Table 3: Incidence of RSV-Associated Disease in Infants Born at ≥29 Weeks GA Days 1 Through 150 Post-Dose (Trial 004)
| RSV-Associated Endpoint |
ENFLONSIA
(n=2,411) |
Placebo
(n=1,203) |
Efficacy* (95% CI)† |
| Number of cases |
Incidence Rate over 5 months |
Number of cases |
Incidence Rate over 5 months |
| MALRI (requiring ≥1 indicator of LRI or severity) |
60 |
0.026 |
74 |
0.065 |
60.5%
(44.2, 72.0)‡ |
| Hospitalization |
9 |
0.004 |
28 |
0.024 |
84.3%
(66.7, 92.6)‡ |
n=Number of participants eligible for inclusion in the full analysis set population.
*Efficacy for MALRI (requiring ≥1 indicator of LRI or severity) and hospitalization based on relative risk reduction against placebo adjusted for hemisphere at randomization, gestational age group and age group at randomization.
†Estimate and 95% CI of efficacy were estimated from the modified Poisson regression with robust variance method.
‡(p<0.001) |
Prevention Of RSV-Associated Disease In Infants Born At ≤35 Weeks Gestational Age And Infants With CLD Of Prematurity Or Hemodynamically Significant CHD Entering Their First RSV Season (Trial 007)

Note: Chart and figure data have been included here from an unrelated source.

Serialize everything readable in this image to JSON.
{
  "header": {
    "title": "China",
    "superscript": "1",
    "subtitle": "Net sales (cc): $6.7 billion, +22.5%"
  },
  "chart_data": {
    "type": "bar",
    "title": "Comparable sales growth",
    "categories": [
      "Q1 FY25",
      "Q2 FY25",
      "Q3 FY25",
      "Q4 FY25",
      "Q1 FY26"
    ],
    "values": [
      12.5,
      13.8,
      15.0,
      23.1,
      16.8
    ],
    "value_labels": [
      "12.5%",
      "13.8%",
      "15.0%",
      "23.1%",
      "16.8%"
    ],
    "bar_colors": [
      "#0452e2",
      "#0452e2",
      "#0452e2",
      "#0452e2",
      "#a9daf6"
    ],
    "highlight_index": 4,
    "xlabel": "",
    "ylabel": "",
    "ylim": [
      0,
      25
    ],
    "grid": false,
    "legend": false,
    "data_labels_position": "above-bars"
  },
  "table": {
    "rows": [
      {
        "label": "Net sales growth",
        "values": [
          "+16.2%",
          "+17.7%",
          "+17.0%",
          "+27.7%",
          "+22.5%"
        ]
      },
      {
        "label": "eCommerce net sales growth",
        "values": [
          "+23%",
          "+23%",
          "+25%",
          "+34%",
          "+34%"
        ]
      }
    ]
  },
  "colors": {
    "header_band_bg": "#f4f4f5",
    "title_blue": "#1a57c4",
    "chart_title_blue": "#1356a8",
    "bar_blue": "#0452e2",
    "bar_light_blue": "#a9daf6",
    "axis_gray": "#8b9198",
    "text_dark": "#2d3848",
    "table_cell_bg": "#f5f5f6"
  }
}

Trial 007 is a Phase 3, randomized, partially-blind, palivizumab-controlled, multi-site trial conducted in 27 countries from the Northern and Southern Hemispheres to evaluate the efficacy of ENFLONSIA in early (<29 weeks GA) or moderate preterm infants (≥29 to ≤35 weeks GA), and infants with chronic lung disease of prematurity or congenital heart disease of any GA, who are at increased risk for severe RSV disease. Participants were randomized to receive ENFLONSIA or palivizumab by IM injection. Participants randomized to ENFLONSIA received a single 105 mg dose on Day 1 followed by a dose of placebo one month later; 15 mg/kg palivizumab was administered on Day 1 and every month thereafter for a total of 3 to 5 doses.

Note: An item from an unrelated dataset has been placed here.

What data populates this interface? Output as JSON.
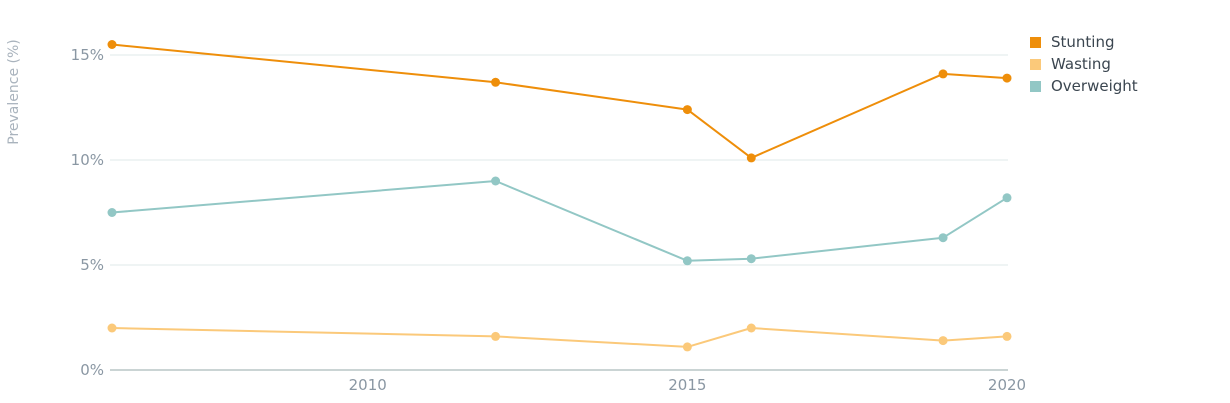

Among participants who received ENFLONSIA or palivizumab, the median age of infants was 2.5 months (range: 0 to 12 months); 89% were less than 6 months; 9% were greater than or equal to 6 to less than 9 months, 2% were greater than or equal to 9 months of age; and 50% were male. Of these participants, 28% had CLD, 11% had CHD, 6% were GA less than 29 weeks with neither CLD nor CHD and 55% were GA greater than or equal to 29 weeks with neither CLD nor CHD. The racial distribution was as follows: 52% were White; 18% were Asian; 15% were Black or African American; 12% were Multi-racial, and 1% were American Indian or Alaska Native; 32% were of Hispanic or Latino ethnicity.

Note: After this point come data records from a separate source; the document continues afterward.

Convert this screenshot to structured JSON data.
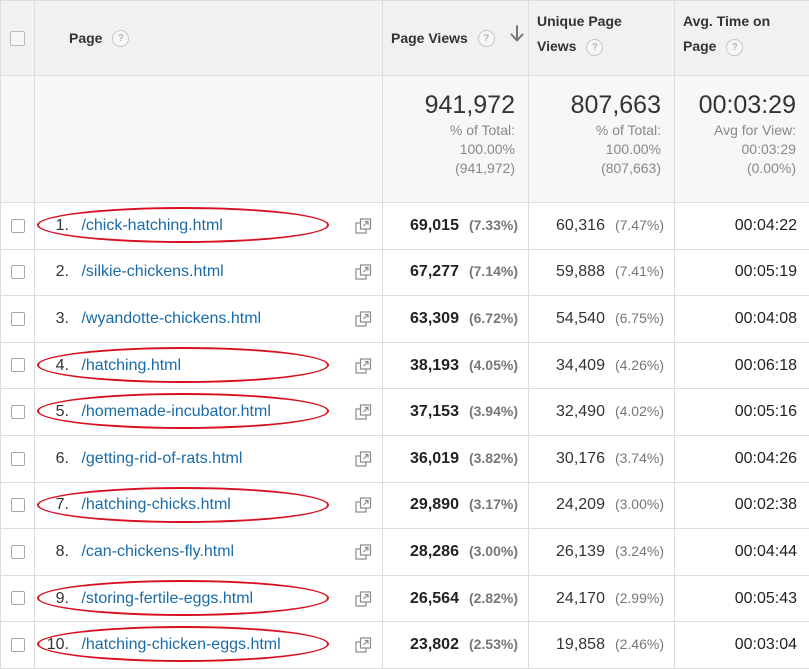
{
  "columns": {
    "page": "Page",
    "page_views": "Page Views",
    "unique_page_views_1": "Unique Page",
    "unique_page_views_2": "Views",
    "avg_time_1": "Avg. Time on",
    "avg_time_2": "Page",
    "help_glyph": "?"
  },
  "totals": {
    "page_views": {
      "value": "941,972",
      "line1": "% of Total:",
      "line2": "100.00%",
      "line3": "(941,972)"
    },
    "unique_page_views": {
      "value": "807,663",
      "line1": "% of Total:",
      "line2": "100.00%",
      "line3": "(807,663)"
    },
    "avg_time": {
      "value": "00:03:29",
      "line1": "Avg for View:",
      "line2": "00:03:29",
      "line3": "(0.00%)"
    }
  },
  "rows": [
    {
      "num": "1.",
      "page": "/chick-hatching.html",
      "pv": "69,015",
      "pv_pct": "(7.33%)",
      "upv": "60,316",
      "upv_pct": "(7.47%)",
      "time": "00:04:22",
      "circled": true
    },
    {
      "num": "2.",
      "page": "/silkie-chickens.html",
      "pv": "67,277",
      "pv_pct": "(7.14%)",
      "upv": "59,888",
      "upv_pct": "(7.41%)",
      "time": "00:05:19",
      "circled": false
    },
    {
      "num": "3.",
      "page": "/wyandotte-chickens.html",
      "pv": "63,309",
      "pv_pct": "(6.72%)",
      "upv": "54,540",
      "upv_pct": "(6.75%)",
      "time": "00:04:08",
      "circled": false
    },
    {
      "num": "4.",
      "page": "/hatching.html",
      "pv": "38,193",
      "pv_pct": "(4.05%)",
      "upv": "34,409",
      "upv_pct": "(4.26%)",
      "time": "00:06:18",
      "circled": true
    },
    {
      "num": "5.",
      "page": "/homemade-incubator.html",
      "pv": "37,153",
      "pv_pct": "(3.94%)",
      "upv": "32,490",
      "upv_pct": "(4.02%)",
      "time": "00:05:16",
      "circled": true
    },
    {
      "num": "6.",
      "page": "/getting-rid-of-rats.html",
      "pv": "36,019",
      "pv_pct": "(3.82%)",
      "upv": "30,176",
      "upv_pct": "(3.74%)",
      "time": "00:04:26",
      "circled": false
    },
    {
      "num": "7.",
      "page": "/hatching-chicks.html",
      "pv": "29,890",
      "pv_pct": "(3.17%)",
      "upv": "24,209",
      "upv_pct": "(3.00%)",
      "time": "00:02:38",
      "circled": true
    },
    {
      "num": "8.",
      "page": "/can-chickens-fly.html",
      "pv": "28,286",
      "pv_pct": "(3.00%)",
      "upv": "26,139",
      "upv_pct": "(3.24%)",
      "time": "00:04:44",
      "circled": false
    },
    {
      "num": "9.",
      "page": "/storing-fertile-eggs.html",
      "pv": "26,564",
      "pv_pct": "(2.82%)",
      "upv": "24,170",
      "upv_pct": "(2.99%)",
      "time": "00:05:43",
      "circled": true
    },
    {
      "num": "10.",
      "page": "/hatching-chicken-eggs.html",
      "pv": "23,802",
      "pv_pct": "(2.53%)",
      "upv": "19,858",
      "upv_pct": "(2.46%)",
      "time": "00:03:04",
      "circled": true
    }
  ],
  "icons": {
    "sort": "arrow-down-icon",
    "row_action": "open-in-new-window-icon",
    "help": "question-mark-icon"
  },
  "colors": {
    "link": "#1a6ba8",
    "annotation": "#d80f1e",
    "header_bg": "#f1f1f1"
  }
}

The efficacy of ENFLONSIA in infants at increased risk for severe RSV disease, including preterm infants and infants with chronic lung disease of prematurity or congenital heart disease was established by extrapolation of efficacy of ENFLONSIA from Trial 004 to Trial 007 based on similar pharmacokinetic exposure [see CLINICAL PHARMACOLOGY ]. The incidence rate of RSV-associated MALRI (requiring ≥1 indicator of LRI or severity) through 150 days after dosing was generally comparable between ENFLONSIA (incidence rate=3.6%, 95% CI: 2.0, 6.0) and palivizumab (incidence rate=2.9%, 95% CI: 1.5, 5.2). The incidence rate of RSV-associated hospitalization through 150 days after dosing was generally comparable between ENFLONSIA (incidence rate=1.3%, 95% CI: 0.4, 2.9) and palivizumab (incidence rate=1.5%, 95% CI: 0.5, 3.2).